Mr Morrison made a new public warning to the Solomon Islands not to allow a Chinese military base to be built on its soil.
“I share the same red line as the US when it comes to these issues,” he said, referencing a White House statement.
It is a thinly veiled threat of military intervention, and Mr Morrison says Canberra would be in lockstep with Washington.
“We won’t be having Chinese military naval bases in our region on our doorstep ,” he said.
Elsewhere today, the government accused Labor of a racist attack over an ad targeting Hong Kong-born Liberal MP Gladys Liu.
A Labor advert has drawn a furious response over the battle for the ultra-marginal Victorian seat of Chisholm.
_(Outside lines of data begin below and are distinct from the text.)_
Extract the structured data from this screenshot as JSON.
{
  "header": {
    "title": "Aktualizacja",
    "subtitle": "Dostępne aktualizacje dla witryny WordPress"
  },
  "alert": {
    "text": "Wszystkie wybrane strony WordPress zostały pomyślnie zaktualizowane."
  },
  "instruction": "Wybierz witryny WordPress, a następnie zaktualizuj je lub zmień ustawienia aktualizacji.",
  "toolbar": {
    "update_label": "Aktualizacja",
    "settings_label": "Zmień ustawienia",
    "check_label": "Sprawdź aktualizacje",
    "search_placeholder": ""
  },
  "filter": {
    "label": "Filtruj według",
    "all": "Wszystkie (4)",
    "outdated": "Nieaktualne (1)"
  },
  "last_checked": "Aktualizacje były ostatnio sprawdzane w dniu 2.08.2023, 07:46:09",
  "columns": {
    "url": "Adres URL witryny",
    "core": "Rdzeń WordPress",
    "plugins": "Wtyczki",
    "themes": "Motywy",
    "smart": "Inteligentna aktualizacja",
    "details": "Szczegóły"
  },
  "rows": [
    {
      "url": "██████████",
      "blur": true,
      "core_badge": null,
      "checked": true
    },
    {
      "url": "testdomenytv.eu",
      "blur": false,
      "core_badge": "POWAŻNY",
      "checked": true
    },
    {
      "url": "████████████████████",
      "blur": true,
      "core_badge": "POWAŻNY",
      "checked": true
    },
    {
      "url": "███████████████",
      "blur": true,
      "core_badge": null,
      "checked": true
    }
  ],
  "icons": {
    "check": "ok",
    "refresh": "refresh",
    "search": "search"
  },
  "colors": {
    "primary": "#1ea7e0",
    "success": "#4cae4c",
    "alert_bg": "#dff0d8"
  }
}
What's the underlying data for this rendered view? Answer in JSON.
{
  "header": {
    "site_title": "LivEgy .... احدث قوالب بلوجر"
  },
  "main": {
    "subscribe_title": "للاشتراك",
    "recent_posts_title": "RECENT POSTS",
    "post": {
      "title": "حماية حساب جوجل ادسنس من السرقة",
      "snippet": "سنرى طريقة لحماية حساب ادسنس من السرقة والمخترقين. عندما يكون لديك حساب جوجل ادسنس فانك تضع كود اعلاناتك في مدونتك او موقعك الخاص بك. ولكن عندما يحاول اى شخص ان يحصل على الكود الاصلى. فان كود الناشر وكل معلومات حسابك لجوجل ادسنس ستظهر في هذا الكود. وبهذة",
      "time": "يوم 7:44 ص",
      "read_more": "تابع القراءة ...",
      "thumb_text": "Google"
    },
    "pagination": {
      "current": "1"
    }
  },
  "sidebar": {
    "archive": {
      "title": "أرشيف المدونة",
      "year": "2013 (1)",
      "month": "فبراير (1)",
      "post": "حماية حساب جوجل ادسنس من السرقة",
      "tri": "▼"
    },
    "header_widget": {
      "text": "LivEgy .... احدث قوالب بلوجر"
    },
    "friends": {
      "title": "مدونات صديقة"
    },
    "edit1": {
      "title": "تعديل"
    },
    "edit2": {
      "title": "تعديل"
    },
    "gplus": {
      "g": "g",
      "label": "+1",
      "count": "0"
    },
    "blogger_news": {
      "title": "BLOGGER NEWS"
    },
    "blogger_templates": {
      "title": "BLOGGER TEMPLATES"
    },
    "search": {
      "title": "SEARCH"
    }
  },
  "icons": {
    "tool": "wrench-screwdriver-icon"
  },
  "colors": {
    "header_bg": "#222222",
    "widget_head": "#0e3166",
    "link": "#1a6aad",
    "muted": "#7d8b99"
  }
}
It says: “What do we really know about Gladys Liu?
“She and the Liberal Party had to give back $300,000 because the donors were declared a national security risk.”
Treasurer Josh Frydenberg called the ad “a desperate, dishonest, racist attack ad by the Labor Party”.
Labor Senator Penny Wong, the shadow foreign minister, noted the fact that Liberal donations had to be returned over security concerns had been raised in parliament.
Mr Morrison, who was visiting Alice Springs, called the ad a “sewer tactic”.